Aside from that, many of the cuisines of the Ancient Greeks and not only what they ate, but how, was very similar to how many people eat today. With three meals and the potential for dessert, one of which usually included a large breakfast, it's interesting to see how the Ancient Greeks survived on courses that were surprisingly healthy and abundant in nutrients. This is in stark contrast to the Ancient Romans, who had rather unique and unusual dining styles and ingredients in their meals.
In reality, breakfast options actually consisted of one option: bread with wine. Specifically, the brad was dipped in the wine and the reason wasn't just for the flavor. During that time, the bread of choice would have been made from barley which made it much tougher and harder than the bread we know today. In order to combat this, the Ancient Greeks would always have a glass of wine ready for dipping in order to soften up the wine and, on some level, to add a bit of flavor.

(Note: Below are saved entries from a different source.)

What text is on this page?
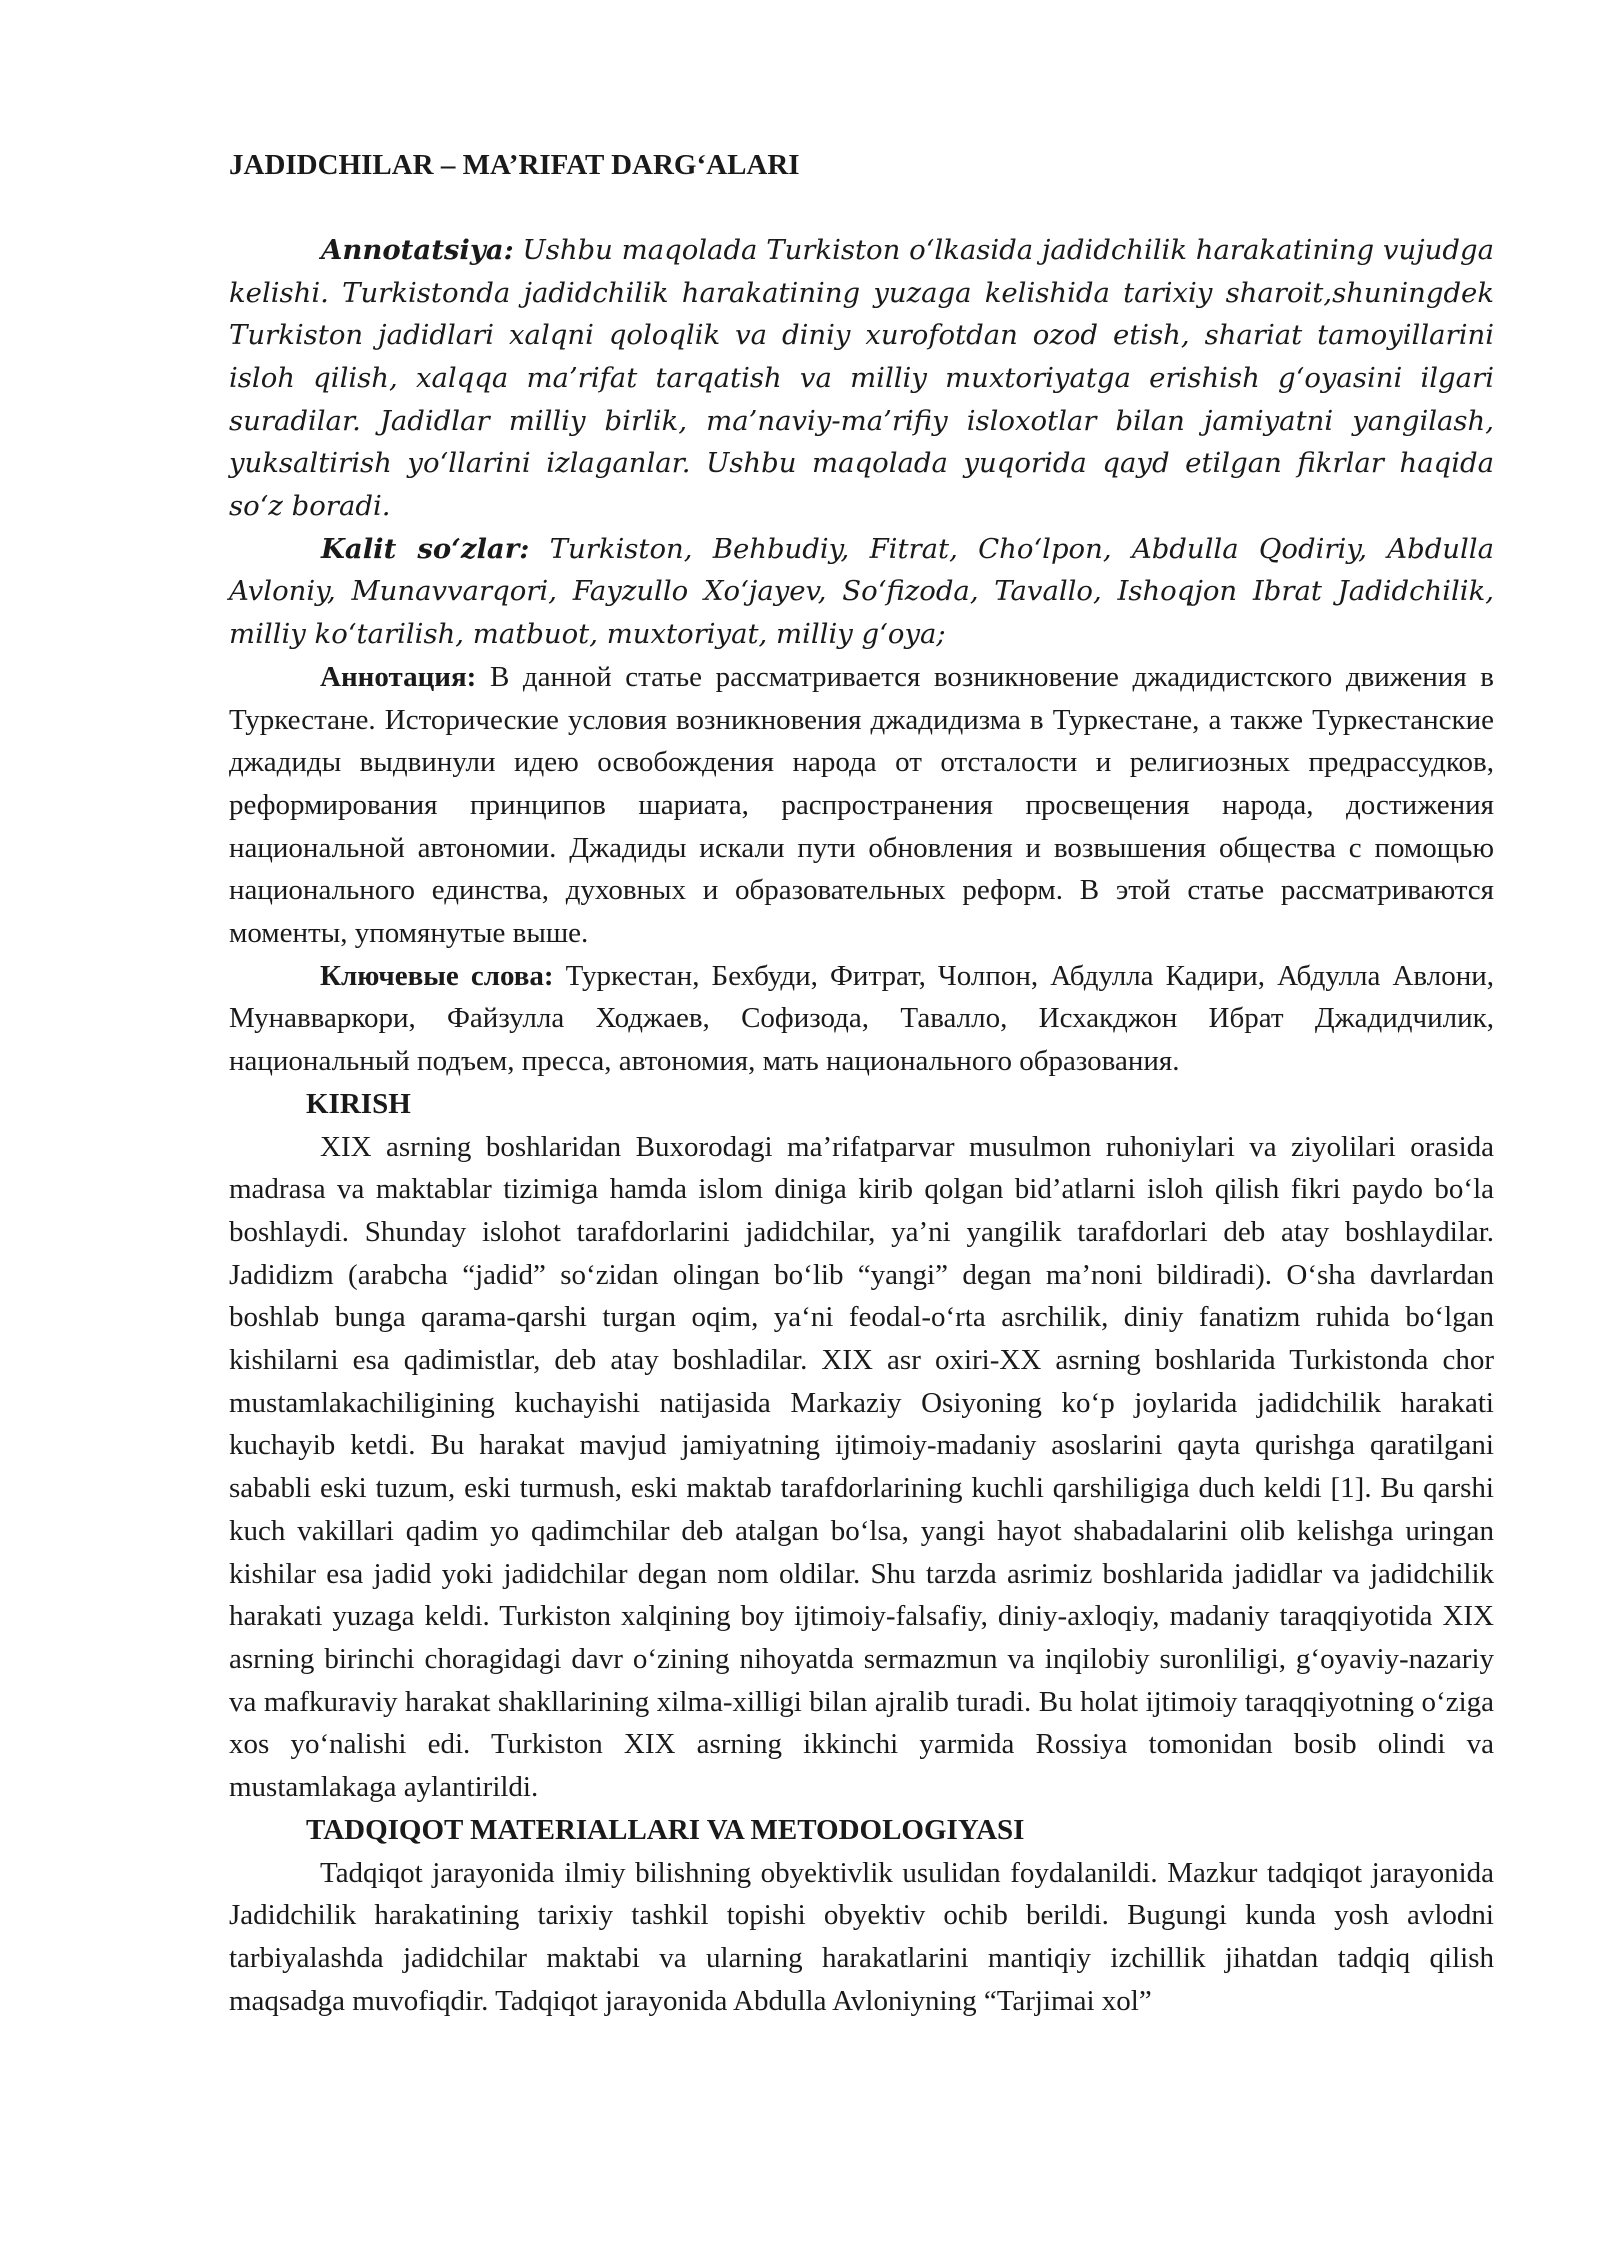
JADIDCHILAR – MA’RIFAT DARG‘ALARI

Annotatsiya: Ushbu maqolada Turkiston o‘lkasida jadidchilik harakatining vujudga kelishi. Turkistonda jadidchilik harakatining yuzaga kelishida tarixiy sharoit,shuningdek Turkiston jadidlari xalqni qoloqlik va diniy xurofotdan ozod etish, shariat tamoyillarini isloh qilish, xalqqa ma’rifat tarqatish va milliy muxtoriyatga erishish g‘oyasini ilgari suradilar. Jadidlar milliy birlik, ma’naviy-ma’rifiy isloxotlar bilan jamiyatni yangilash, yuksaltirish yo‘llarini izlaganlar. Ushbu maqolada yuqorida qayd etilgan fikrlar haqida so‘z boradi.

Kalit so‘zlar: Turkiston, Behbudiy, Fitrat, Cho‘lpon, Abdulla Qodiriy, Abdulla Avloniy, Munavvarqori, Fayzullo Xo‘jayev, So‘fizoda, Tavallo, Ishoqjon Ibrat Jadidchilik, milliy ko‘tarilish, matbuot, muxtoriyat, milliy g‘oya;

Аннотация: В данной статье рассматривается возникновение джадидистского движения в Туркестане. Исторические условия возникновения джадидизма в Туркестане, а также Туркестанские джадиды выдвинули идею освобождения народа от отсталости и религиозных предрассудков, реформирования принципов шариата, распространения просвещения народа, достижения национальной автономии. Джадиды искали пути обновления и возвышения общества с помощью национального единства, духовных и образовательных реформ. В этой статье рассматриваются моменты, упомянутые выше.

Ключевые слова: Туркестан, Бехбуди, Фитрат, Чолпон, Абдулла Кадири, Абдулла Авлони, Мунавваркори, Файзулла Ходжаев, Софизода, Тавалло, Исхакджон Ибрат Джадидчилик, национальный подъем, пресса, автономия, мать национального образования.

KIRISH

XIX asrning boshlaridan Buxorodagi ma’rifatparvar musulmon ruhoniylari va ziyolilari orasida madrasa va maktablar tizimiga hamda islom diniga kirib qolgan bid’atlarni isloh qilish fikri paydo bo‘la boshlaydi. Shunday islohot tarafdorlarini jadidchilar, ya’ni yangilik tarafdorlari deb atay boshlaydilar. Jadidizm (arabcha “jadid” so‘zidan olingan bo‘lib “yangi” degan ma’noni bildiradi). O‘sha davrlardan boshlab bunga qarama-qarshi turgan oqim, ya‘ni feodal-o‘rta asrchilik, diniy fanatizm ruhida bo‘lgan kishilarni esa qadimistlar, deb atay boshladilar. XIX asr oxiri-XX asrning boshlarida Turkistonda chor mustamlakachiligining kuchayishi natijasida Markaziy Osiyoning ko‘p joylarida jadidchilik harakati kuchayib ketdi. Bu harakat mavjud jamiyatning ijtimoiy-madaniy asoslarini qayta qurishga qaratilgani sababli eski tuzum, eski turmush, eski maktab tarafdorlarining kuchli qarshiligiga duch keldi [1]. Bu qarshi kuch vakillari qadim yo qadimchilar deb atalgan bo‘lsa, yangi hayot shabadalarini olib kelishga uringan kishilar esa jadid yoki jadidchilar degan nom oldilar. Shu tarzda asrimiz boshlarida jadidlar va jadidchilik harakati yuzaga keldi. Turkiston xalqining boy ijtimoiy-falsafiy, diniy-axloqiy, madaniy taraqqiyotida XIX asrning birinchi choragidagi davr o‘zining nihoyatda sermazmun va inqilobiy suronliligi, g‘oyaviy-nazariy va mafkuraviy harakat shakllarining xilma-xilligi bilan ajralib turadi. Bu holat ijtimoiy taraqqiyotning o‘ziga xos yo‘nalishi edi. Turkiston XIX asrning ikkinchi yarmida Rossiya tomonidan bosib olindi va mustamlakaga aylantirildi.

TADQIQOT MATERIALLARI VA METODOLOGIYASI

Tadqiqot jarayonida ilmiy bilishning obyektivlik usulidan foydalanildi. Mazkur tadqiqot jarayonida Jadidchilik harakatining tarixiy tashkil topishi obyektiv ochib berildi. Bugungi kunda yosh avlodni tarbiyalashda jadidchilar maktabi va ularning harakatlarini mantiqiy izchillik jihatdan tadqiq qilish maqsadga muvofiqdir. Tadqiqot jarayonida Abdulla Avloniyning “Tarjimai xol”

If that wasn't on the menu, the choice was a type of pancake made with honey, olive oil, wheat flour, and curdled milk. The pancakes were called teganites and were traditionally eaten with honey drizzled over the top. As a savory option, cheese would sometimes be served over the top of these pancakes rather than honey.
What Was Eaten For Lunch
Surprise surprise, lunch was also accompanied by wine although barley bread took no part in being dipped into it. As opposed to the heavier lunches we eat today, for the Ancient Greeks, lunch consisted of much lighter options that were more akin to snacks than actual meals.
This could be anything from figs to cheese, with accompaniments like olives and salted fish. Lunch would have closely resembled what we know today as tapas, or small plates, that accompanied a glass (or more) of wine, which was something that the Ancient Greeks highly valued (obviously).

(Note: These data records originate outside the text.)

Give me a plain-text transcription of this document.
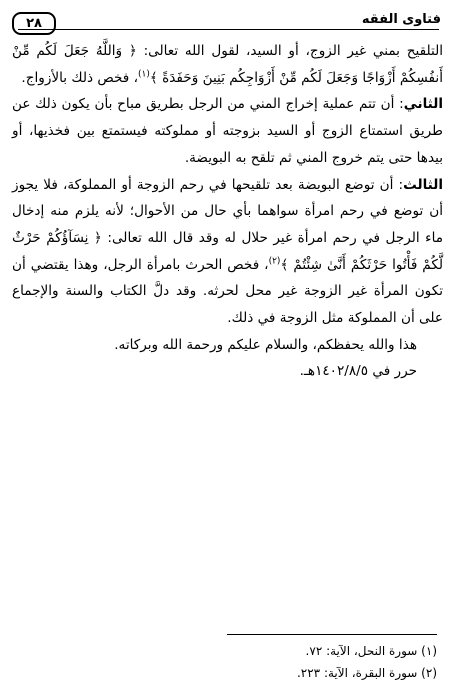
فتاوى الفقه
٢٨

التلقيح بمني غير الزوج، أو السيد، لقول الله تعالى: ﴿ وَاللَّهُ جَعَلَ لَكُم مِّنْ أَنفُسِكُمْ أَزْوَاجًا وَجَعَلَ لَكُم مِّنْ أَزْوَاجِكُم بَنِينَ وَحَفَدَةً ﴾$^{(١)}$، فخص ذلك بالأزواج.

الثاني: أن تتم عملية إخراج المني من الرجل بطريق مباح بأن يكون ذلك عن طريق استمتاع الزوج أو السيد بزوجته أو مملوكته فيستمتع بين فخذيها، أو بيدها حتى يتم خروج المني ثم تلقح به البويضة.

الثالث: أن توضع البويضة بعد تلقيحها في رحم الزوجة أو المملوكة، فلا يجوز أن توضع في رحم امرأة سواهما بأي حال من الأحوال؛ لأنه يلزم منه إدخال ماء الرجل في رحم امرأة غير حلال له وقد قال الله تعالى: ﴿ نِسَآؤُكُمْ حَرْثٌ لَّكُمْ فَأْتُوا حَرْثَكُمْ أَنَّىٰ شِئْتُمْ ﴾$^{(٢)}$، فخص الحرث بامرأة الرجل، وهذا يقتضي أن تكون المرأة غير الزوجة غير محل لحرثه. وقد دلَّ الكتاب والسنة والإجماع على أن المملوكة مثل الزوجة في ذلك.

هذا والله يحفظكم، والسلام عليكم ورحمة الله وبركاته.

حرر في ١٤٠٢/٨/٥هـ.

(١) سورة النحل، الآية: ٧٢.
(٢) سورة البقرة، الآية: ٢٢٣.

Dinner Was An Important Meal
One thing that has remained constant in Greece is the significance of dinner which was regarded highly in Ancient Greek culture. Interestingly enough, dinner was not unlike what many people know it to be today.
Common topics, such as literature or philosophy, would be discussed over a big meal that usually consisted of a wide majority of things: legumes, eggs, figs, cheese, quail, fish, bread, and vegetables if they were harvested that season. This spread might rival what many of us know at our own dinner tables but one should bear in mind that this meal was the largest of the day - and acquired the appropriate fanfare to go with it.
Much of the time, any meat was only available to those who could afford it so more often than not, the average household had more vegetables on the table than anything else. Another distinction is that women and men did not eat together and, normally, men would eat before the women would in a household.
The Potential For Dessert
Desserts during Ancient Greek times were nothing like the desserts we know today. In fact, it's hard to determine whether or not they could even be called desserts based on the fact that sugar was nonexistent during that time. Rather, the closest thing the Ancient Greeks had to any type of sweetener was honey, which would be drizzled over things like cheese and figs to create a 'dessert.'
Even foods such as olives got a copious dose of honey if that was all that was available, and dessert wasn't something that was commonly eaten every day after a meal. Rather, it was served during special occasions and after large dinners, with many of the foods that were eaten for lunch being served once again after the main meal was finished.